You, the modeler, need to present results that relate to these questions. Our main advice here is - don't get bogged down in too great a degree of detail. In particular, try to avoid modeling individual units of work, such as named transaction types or specific users. Try to model at the level of entire applications, or even the whole workload. Explain that if the entire application is predicted to perform relatively worse (or better), then on average all the sub-units within it (individual users, transactions etc.) will also perform relatively worse (or better). There is little or nothing to be gained from "proving" this fairly obvious fact by attempting to model individual transactions. Apart from anything else, as soon as you start attempting to discuss individual transactions in detail, you risk opening the flood-gates and releasing torrents of digressions about application and database design, user behavior profiles, interactions between transaction types and so on. Interesting and important as these issues might be, they are issues of performance analysis rather than modeling, because they are below the level of granularity that an analytic model can usefully reach. When presenting results, therefore, concentrate on the relative response time changes of large units of work. By "response time" we mean the results presented by the model, which show the total elapsed time (including queuing) needed to obtain the CPU and I/O service that the application uses during the modeling period.
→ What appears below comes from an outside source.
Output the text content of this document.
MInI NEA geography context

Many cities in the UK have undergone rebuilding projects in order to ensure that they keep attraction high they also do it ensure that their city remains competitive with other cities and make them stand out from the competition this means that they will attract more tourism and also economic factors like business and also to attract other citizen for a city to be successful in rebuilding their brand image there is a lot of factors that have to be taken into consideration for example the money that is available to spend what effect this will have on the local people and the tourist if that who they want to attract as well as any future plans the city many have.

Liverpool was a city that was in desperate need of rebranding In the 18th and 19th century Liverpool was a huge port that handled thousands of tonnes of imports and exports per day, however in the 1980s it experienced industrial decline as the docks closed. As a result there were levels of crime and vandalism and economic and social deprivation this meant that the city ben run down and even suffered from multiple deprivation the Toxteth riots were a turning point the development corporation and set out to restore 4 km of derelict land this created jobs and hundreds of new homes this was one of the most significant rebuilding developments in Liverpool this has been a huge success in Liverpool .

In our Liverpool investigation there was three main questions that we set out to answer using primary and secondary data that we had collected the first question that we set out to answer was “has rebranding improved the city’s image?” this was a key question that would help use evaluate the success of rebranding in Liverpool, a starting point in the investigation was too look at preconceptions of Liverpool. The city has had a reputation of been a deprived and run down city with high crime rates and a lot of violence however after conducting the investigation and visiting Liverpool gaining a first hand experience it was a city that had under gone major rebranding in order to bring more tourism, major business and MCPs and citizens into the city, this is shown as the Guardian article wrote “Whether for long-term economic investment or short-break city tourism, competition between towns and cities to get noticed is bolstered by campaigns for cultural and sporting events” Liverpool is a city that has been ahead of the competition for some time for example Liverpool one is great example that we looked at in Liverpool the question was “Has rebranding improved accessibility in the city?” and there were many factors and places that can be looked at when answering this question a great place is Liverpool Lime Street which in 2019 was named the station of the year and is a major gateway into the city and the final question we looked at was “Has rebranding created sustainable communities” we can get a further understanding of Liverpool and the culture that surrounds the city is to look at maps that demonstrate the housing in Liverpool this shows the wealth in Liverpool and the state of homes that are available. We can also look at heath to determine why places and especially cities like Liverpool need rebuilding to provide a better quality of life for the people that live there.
The best way to address the issue of whether the workload is I/O bound or CPU bound, is to show the gross breakdown of each workload component's response time as the sum of busy and queuing for CPU service, and busy and queuing for total I/O. It summa rises the general "balance" of the system at a glance.

A good use of the projection facility within What-If models, is to use the various projection points to represent different potential upgrades, rather than activity at particular times in the future. This lets you create simple but striking graphs of the relative response time changes under a variety of possible upgrades, and effectively addresses the recipient's third requirement for information.

The principle is to provide enough information to answer the questions being asked. It doesn't help you or your intended audience to offer too much detail, whether the planning technique you use is trending, analytical modeling, simulation or good old-fashioned guesswork!